PARABIAGO (MI)

TRIENNALE DI MILANO

RIGENERAZIONE URBANA DEL CENTRO

 

2019

Ente promotore: Comune di Parabiago (MI)

Triennale di Milano

Selezionato, Finalista

Gruppo di progettazione: Arch.Claudio Zanirato

con: L.Ferretti, A.Pellegrino, A.Timpano,
                                       M.Buffo, R.Lonardi, L.Perini

Area Intervento: 432.000mq

Ripensare Parabiago significa immaginare una sua evoluzione insediativa per orientare la forma urbana verso i sistemi ambientali-territoriali dominanti, in una complessità di visioni di sviluppo oltre la convergenza urbanistica e burocratica con l’area urbana milanese, per innescare soluzioni attrattive che qualificano l’identità dei luoghi in rapporto col capoluogo lombardo (policentrismo di raccordo sovra-comunale con una progettazione integrata multi-agente).
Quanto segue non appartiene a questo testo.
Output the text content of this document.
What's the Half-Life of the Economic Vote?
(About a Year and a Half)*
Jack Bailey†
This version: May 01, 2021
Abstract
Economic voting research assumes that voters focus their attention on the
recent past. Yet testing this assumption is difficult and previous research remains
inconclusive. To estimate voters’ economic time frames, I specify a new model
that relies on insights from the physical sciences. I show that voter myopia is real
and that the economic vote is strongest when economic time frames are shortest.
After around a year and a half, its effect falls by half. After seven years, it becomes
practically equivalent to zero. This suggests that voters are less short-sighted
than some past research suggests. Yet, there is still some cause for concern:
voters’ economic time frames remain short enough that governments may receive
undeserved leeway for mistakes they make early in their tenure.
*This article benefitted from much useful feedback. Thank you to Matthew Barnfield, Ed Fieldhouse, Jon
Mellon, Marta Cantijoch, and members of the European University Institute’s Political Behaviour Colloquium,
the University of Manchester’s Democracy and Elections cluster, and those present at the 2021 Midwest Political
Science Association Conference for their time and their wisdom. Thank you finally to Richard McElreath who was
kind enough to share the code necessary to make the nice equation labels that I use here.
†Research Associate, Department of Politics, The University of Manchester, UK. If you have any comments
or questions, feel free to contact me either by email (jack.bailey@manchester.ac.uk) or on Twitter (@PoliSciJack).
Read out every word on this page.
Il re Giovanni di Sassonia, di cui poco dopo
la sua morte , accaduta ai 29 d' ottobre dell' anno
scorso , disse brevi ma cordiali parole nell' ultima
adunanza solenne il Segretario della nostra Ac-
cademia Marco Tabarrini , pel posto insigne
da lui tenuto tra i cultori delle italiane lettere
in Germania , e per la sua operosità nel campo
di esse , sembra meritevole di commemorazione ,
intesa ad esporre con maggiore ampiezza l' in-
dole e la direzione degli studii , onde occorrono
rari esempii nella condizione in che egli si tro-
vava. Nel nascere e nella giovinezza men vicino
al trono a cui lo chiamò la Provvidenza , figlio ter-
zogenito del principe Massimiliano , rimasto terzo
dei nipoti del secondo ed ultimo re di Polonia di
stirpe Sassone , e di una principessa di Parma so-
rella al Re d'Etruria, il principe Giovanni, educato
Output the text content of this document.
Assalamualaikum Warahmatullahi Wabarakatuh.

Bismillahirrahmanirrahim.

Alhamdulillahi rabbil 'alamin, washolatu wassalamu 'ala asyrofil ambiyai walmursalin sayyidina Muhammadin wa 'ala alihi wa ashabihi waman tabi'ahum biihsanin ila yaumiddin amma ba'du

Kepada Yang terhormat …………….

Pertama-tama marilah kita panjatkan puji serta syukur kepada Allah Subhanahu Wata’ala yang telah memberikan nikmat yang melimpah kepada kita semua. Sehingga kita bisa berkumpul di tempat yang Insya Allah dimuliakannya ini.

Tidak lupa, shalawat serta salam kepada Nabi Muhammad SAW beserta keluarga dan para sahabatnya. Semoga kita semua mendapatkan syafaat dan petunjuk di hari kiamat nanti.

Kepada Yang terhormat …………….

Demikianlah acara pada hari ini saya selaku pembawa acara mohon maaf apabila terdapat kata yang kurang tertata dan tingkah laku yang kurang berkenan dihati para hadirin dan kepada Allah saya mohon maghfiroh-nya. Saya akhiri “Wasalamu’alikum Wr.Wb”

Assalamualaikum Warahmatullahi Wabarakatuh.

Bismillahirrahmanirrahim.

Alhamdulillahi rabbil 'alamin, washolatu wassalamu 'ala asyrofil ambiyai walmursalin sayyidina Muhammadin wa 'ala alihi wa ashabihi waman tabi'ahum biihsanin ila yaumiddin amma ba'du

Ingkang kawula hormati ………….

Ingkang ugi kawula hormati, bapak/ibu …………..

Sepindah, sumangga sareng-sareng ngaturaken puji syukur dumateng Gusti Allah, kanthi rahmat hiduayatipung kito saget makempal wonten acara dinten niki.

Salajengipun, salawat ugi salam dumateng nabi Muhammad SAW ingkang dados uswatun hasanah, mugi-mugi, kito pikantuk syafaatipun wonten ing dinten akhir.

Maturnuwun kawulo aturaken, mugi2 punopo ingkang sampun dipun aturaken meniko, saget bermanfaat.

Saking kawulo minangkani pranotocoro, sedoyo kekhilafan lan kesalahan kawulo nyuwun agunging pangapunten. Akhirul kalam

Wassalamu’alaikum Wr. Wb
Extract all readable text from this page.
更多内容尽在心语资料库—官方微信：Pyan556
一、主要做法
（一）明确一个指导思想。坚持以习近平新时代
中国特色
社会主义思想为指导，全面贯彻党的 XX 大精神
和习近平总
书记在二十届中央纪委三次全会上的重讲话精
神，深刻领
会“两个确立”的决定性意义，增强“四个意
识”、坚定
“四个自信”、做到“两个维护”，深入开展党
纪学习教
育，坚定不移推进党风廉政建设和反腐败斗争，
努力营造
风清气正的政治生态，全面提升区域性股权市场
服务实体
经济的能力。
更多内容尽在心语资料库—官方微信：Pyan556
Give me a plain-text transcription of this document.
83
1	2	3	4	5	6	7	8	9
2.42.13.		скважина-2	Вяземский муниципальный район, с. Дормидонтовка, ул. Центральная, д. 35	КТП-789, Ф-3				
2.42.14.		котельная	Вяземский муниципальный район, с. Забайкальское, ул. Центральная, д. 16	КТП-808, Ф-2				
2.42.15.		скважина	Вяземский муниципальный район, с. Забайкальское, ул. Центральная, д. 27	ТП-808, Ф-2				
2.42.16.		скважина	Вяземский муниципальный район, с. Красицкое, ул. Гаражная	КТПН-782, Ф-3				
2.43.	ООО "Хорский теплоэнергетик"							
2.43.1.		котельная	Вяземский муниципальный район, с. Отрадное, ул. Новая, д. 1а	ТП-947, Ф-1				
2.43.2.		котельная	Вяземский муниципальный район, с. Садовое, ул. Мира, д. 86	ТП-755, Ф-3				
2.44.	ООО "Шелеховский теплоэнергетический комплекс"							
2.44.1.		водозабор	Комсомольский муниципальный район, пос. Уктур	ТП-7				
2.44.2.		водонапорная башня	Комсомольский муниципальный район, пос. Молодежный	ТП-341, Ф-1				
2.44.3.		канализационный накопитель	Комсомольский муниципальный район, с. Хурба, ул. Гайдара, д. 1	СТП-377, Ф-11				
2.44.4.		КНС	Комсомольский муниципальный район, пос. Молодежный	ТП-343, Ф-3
Significa non continuare a operare solo dal centro verso gli estremi edificati ma invertire in parte questa tendenza, quindi partire dallo spazio aperto e naturalizzato per collegarlo fino nelle parti più interne della città: se la città moderna ha invaso la campagna e lo spazio naturale, dilagando in tutte le direzioni, ora si dovrà percorrere la direttrice inversa ed insinuare quanto più verde possibile nel tessuto urbano, per ripristinare un equilibrio ambientale perduto e corrispondere ai nuovi bisogni della collettività.
I due sistemi fluviali del Canale Villoresi e del Fiume Olona rappresentano gli elementi ambientali più evidenti e naturalmente estesi cui fare riferimento per un nuovo “patto” insediativo che apre i propri orizzonti in quelle direzioni Questa strategia si collega direttamente alle opportunità urbanistiche e finanziarie che possono fornire la candidatura e l’adesione a “Contratti di Fiume” : nascono pertanto due sistemi distinti che si vanno ad intrecciare nel centro urbano, una trama fatta dalle direttrici praticabili individuate che fanno da gronda nei confronti del Canale (est-ovest) ed un'altra orditura che fa riferimento al Fiume (nord-sud).
Il progetto di ri-disegno urbano deve rendersi pertanto permeabile, proponendo e lavorando con diffusi attraversamenti, ricercando nuovi assetti alternativi nei sistemi dei pieni/vuoti: i sistemi insediativi delle corti, vecchie e nuove, tanto diffuse nel tessuto più consolidato della città, deve diventare quindi un sistema aperto, assieme alle opportunità trasformative offerte dalla rigenerazione dei macro-lotti dell’area produttiva REDE e del Quadrilatero.
Si configura con la crescita una città policentrica (stazione, area Rede, polo civico, campus scolastico, piazza Maggiolini) in cui ogni polarità è interessata da più di una direttrice strutturante ed in entrambe le direzioni prospettate, per un pieno coinvolgimento: tutta l'area centrale propone le sue peculiarità distribuite ad intensità variabile ma senza mai perdere attratività.
Si devono creare le condizioni per ottenere maggiori alternative e pluralismo nella fruizione urbana, tramite una permeabilità diffusa ed aprendo “nuove strade” e corridoi tematizzati: è così possibile meglio governare le varie tipologie di percorrenza e ridurre i conflitti reciproci, tra traffico veicolare e modalità lente e pedonalizzazioni. I percorsi matrice, individuati per i due sistemi fluviali saranno contraddistinti dall'accompagnamento, il più possibile continuo, del verde (percorsi green immersivi).